La “résistance” des dictatures : “Echaâb yourid ezzatla”

Par : Mustapha Hammouche
“Echaâb yourid ezzatla” : le peuple veut de la came. On pouvait lire cette revendication sur l’une des pancartes brandies, samedi, à la place des Martyrs, à Alger, par les manifestants soutenant le régime emmenés là pour contrer ses détracteurs. Dénoncée, la pratique du baltaguisme, est rééditée chaque samedi et semble constituer un élément constitutif de la riposte du pouvoir aux tentatives contestataires. Bien sûr, il y a des raisons objectives à ce que la rue algérienne ne prenne pas, ou pas encore, la voie des rues tunisienne, égyptienne ou libyenne. Il s’agit juste d’observer avec quelle aisance et quel cynisme tout un système peut recourir aux méthodes les plus indélicates pour défendre sa survie. Payer des jeunes impécunieux, faire appel à des vendeurs à la sauvette, les encadrer par la police, en faire des contre-manifestations ou filmer l’appel d’un chauffeur de taxi clandestin saluant les qualités du régime, ce n’est certainement pas la meilleure défense du système : ce n’est là que l’expression de la dégradation morale qu’il a fini par infliger à la société.
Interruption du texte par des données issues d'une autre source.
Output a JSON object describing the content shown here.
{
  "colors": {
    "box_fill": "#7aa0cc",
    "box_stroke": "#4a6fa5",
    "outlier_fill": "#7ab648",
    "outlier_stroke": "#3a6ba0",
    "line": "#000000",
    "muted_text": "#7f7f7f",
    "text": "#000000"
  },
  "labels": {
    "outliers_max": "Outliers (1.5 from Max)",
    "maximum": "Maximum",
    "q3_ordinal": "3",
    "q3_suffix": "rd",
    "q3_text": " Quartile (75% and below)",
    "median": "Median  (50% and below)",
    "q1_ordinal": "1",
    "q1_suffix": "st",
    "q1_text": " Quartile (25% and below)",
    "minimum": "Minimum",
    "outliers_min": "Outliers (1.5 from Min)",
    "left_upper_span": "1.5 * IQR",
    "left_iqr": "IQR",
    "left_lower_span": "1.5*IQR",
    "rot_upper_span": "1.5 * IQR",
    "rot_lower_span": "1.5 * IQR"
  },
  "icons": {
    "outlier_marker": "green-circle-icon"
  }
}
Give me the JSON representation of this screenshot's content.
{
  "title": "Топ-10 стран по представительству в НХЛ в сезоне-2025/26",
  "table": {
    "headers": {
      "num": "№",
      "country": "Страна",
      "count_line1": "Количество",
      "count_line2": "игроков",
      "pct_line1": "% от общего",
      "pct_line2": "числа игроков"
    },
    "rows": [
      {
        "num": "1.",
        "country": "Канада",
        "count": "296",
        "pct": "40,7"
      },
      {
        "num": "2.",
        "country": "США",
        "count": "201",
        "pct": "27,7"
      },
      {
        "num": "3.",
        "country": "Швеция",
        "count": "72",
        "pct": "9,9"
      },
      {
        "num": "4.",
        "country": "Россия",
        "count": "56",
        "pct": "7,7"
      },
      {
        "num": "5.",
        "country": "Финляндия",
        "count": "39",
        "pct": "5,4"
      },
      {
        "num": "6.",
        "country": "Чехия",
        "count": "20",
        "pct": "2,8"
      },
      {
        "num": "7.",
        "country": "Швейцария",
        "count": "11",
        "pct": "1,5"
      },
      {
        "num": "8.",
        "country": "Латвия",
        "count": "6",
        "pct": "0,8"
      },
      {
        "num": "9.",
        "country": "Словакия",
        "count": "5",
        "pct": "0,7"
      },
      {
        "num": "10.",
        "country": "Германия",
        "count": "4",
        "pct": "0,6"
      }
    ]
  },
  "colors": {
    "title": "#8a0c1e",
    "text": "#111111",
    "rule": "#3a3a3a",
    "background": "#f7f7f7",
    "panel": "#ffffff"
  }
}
Il encourage, à l’occasion de ces manifestations empêchées, la règle naturelle qui soutient sa pérennité : la mauvaise monnaie chasse la bonne.
Et plus, il y a de mauvaise monnaie, aux sens propre et figuré, plus le système risque d’avoir de l’avenir. Au demeurant, jusqu’ici, il ne s’était pas maintenu par les moyens les plus élégants, la fraude électorale, la corruption financière des consciences, et la répression systématique étant les fondements de sa durée. Les expériences passées de fin d’autocratie ont montré que les dictatures ne sont pas économes de procédés les plus inavouables quand il s’agit de tenir le siège contre le mouvement de liberté qui porte à la révolution populaire à leur porte. Depuis que, dans le monde musulman, les peuples s’élèvent contre leurs despotes, la réaction de ces derniers confirment : il n’y a aucun moment dans le processus de leur destitution où ils conviennent de l’inéluctabilité de la rupture et accélèrent, ne serait-ce que par économie de peine et de sang, la conclusion naturelle d’un tel mouvement. En Iran, le pouvoir emprisonne les dirigeants “réformateurs” – et leur famille – et montent des procès en sorcellerie contre les opposants et les activistes ; on raconte que Ben Ali n’a pu être évacué qu’à la faveur d’une ruse insinuant son éventuel retour ; on connaît tous les subterfuges, de la fausse démission au baltaguisme, tentés par Moubarak ; et on observe en direct les méthodes criminelles rageusement appliquées par le clan Kadhafi. Mais c’est en fait l’Algérie qui éprouve, depuis 1988, la règle qu’un système, s’il n’est totalement évacué et remplacé, n’est jamais vraiment fini. Un système non démocratique est capable d’autotomie, c’est-à-dire capable, comme le lézard, de se séparer d’une partie de son corps, pour cause de survie et de se reconstituer plus tard.